Implications and Future Outlook
The research into AI citation optimization arrives at a critical juncture. As generative AI continues to integrate more deeply into search experiences and information consumption, understanding how to be "seen" and "cited" by these platforms is paramount for businesses, publishers, and content creators. The findings suggest a shift towards valuing content that is not only informative but also strategically structured for algorithmic consumption.

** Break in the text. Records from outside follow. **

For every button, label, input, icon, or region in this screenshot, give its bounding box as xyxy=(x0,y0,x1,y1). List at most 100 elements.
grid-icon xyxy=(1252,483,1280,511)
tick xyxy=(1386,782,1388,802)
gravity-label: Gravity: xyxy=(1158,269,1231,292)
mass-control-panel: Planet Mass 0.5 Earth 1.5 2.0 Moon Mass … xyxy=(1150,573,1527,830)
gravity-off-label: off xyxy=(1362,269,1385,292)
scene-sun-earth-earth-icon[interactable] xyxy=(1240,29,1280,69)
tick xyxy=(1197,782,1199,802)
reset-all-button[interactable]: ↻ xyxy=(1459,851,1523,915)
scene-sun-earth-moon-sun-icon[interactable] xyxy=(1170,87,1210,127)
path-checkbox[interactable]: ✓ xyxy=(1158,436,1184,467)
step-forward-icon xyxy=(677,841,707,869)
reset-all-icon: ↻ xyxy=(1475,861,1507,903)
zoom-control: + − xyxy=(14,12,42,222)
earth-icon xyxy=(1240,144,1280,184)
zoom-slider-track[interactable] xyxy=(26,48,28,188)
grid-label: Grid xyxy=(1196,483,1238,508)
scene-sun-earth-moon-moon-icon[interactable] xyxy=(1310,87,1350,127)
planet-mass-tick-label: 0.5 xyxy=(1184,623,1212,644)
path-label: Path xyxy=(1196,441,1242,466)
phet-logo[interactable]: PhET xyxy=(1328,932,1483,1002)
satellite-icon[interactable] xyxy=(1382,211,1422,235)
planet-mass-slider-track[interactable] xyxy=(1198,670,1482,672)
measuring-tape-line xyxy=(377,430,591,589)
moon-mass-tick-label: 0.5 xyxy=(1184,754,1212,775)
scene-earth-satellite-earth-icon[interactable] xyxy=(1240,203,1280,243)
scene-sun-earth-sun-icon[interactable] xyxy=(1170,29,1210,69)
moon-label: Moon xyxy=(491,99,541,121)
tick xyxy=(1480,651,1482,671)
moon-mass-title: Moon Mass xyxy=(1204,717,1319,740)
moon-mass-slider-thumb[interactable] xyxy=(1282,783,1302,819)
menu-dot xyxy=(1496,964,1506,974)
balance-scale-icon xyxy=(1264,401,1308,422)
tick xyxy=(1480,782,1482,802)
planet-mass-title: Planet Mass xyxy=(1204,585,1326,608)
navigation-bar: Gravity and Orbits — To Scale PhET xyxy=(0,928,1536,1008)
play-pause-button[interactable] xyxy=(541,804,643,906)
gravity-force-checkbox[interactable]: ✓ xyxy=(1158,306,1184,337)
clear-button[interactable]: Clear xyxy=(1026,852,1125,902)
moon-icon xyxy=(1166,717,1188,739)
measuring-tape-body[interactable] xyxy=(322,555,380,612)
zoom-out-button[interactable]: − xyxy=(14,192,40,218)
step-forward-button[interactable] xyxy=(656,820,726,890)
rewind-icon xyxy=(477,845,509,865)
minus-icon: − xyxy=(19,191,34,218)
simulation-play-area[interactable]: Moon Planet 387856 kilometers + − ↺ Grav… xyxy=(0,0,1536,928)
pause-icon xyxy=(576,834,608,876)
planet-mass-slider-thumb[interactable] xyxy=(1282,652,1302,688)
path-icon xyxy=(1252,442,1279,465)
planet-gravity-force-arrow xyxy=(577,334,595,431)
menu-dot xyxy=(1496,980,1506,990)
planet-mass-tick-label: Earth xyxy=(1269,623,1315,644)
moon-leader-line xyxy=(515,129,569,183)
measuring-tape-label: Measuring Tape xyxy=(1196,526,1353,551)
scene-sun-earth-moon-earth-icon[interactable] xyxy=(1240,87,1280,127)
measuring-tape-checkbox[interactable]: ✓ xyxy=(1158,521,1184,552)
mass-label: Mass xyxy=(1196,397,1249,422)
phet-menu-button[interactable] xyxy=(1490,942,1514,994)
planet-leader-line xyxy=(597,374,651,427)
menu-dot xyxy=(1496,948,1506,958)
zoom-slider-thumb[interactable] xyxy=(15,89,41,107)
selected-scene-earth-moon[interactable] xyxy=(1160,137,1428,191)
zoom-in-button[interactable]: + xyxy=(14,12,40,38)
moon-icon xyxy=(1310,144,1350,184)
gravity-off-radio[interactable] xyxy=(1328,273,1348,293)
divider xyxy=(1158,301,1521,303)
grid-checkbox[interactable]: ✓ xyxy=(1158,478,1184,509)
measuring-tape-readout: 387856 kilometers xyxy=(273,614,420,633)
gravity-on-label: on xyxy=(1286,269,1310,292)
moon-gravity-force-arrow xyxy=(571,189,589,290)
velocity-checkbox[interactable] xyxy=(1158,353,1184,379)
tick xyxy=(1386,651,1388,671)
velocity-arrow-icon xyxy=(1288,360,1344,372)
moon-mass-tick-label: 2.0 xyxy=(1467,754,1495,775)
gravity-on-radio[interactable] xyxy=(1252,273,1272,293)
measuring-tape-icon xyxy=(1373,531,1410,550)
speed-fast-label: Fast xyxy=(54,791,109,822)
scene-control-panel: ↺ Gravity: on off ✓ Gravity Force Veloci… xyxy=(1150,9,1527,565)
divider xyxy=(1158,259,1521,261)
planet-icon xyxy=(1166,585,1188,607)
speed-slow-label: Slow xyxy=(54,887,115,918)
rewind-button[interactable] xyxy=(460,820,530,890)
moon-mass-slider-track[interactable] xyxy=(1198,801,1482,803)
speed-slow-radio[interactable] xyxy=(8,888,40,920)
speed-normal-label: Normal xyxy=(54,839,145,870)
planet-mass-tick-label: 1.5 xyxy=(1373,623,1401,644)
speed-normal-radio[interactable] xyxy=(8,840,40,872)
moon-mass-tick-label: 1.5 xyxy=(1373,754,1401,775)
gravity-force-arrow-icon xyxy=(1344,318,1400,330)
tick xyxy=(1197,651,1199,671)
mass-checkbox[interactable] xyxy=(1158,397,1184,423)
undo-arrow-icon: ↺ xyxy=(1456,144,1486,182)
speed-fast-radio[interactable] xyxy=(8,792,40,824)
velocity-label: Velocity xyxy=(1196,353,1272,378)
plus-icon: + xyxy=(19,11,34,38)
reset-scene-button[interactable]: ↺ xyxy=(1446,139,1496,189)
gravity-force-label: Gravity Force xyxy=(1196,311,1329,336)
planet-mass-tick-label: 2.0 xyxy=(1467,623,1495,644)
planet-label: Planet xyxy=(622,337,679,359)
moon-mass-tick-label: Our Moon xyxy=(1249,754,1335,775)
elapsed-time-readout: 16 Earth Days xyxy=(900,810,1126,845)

The lack of official guidelines from AI providers creates a challenging environment. However, the emerging research provides a valuable roadmap. The emphasis on placing key information at the beginning of content, crafting concise and self-contained sentences, and ensuring clarity and accuracy are actionable strategies that can be implemented immediately.
The implications of this research extend beyond simple SEO adjustments. It prompts a re-evaluation of content creation workflows, editorial guidelines, and even website design principles. In the future, we may see the development of specialized AI optimization tools and services that help content creators navigate this new frontier.
Microsoft’s initial foray with its "AEO and GEO" guide, while basic, signals a growing awareness within major tech companies of the need for such guidance. As AI technologies mature and their impact on information access becomes more pronounced, it is likely that more comprehensive and nuanced best practices will emerge. Until then, embracing the insights from independent research, such as the studies by Kevin and Daniel, will be the most effective way to adapt and thrive in the evolving digital information ecosystem. The ability to be accurately and appropriately cited by generative AI could become a significant differentiator in online visibility and credibility.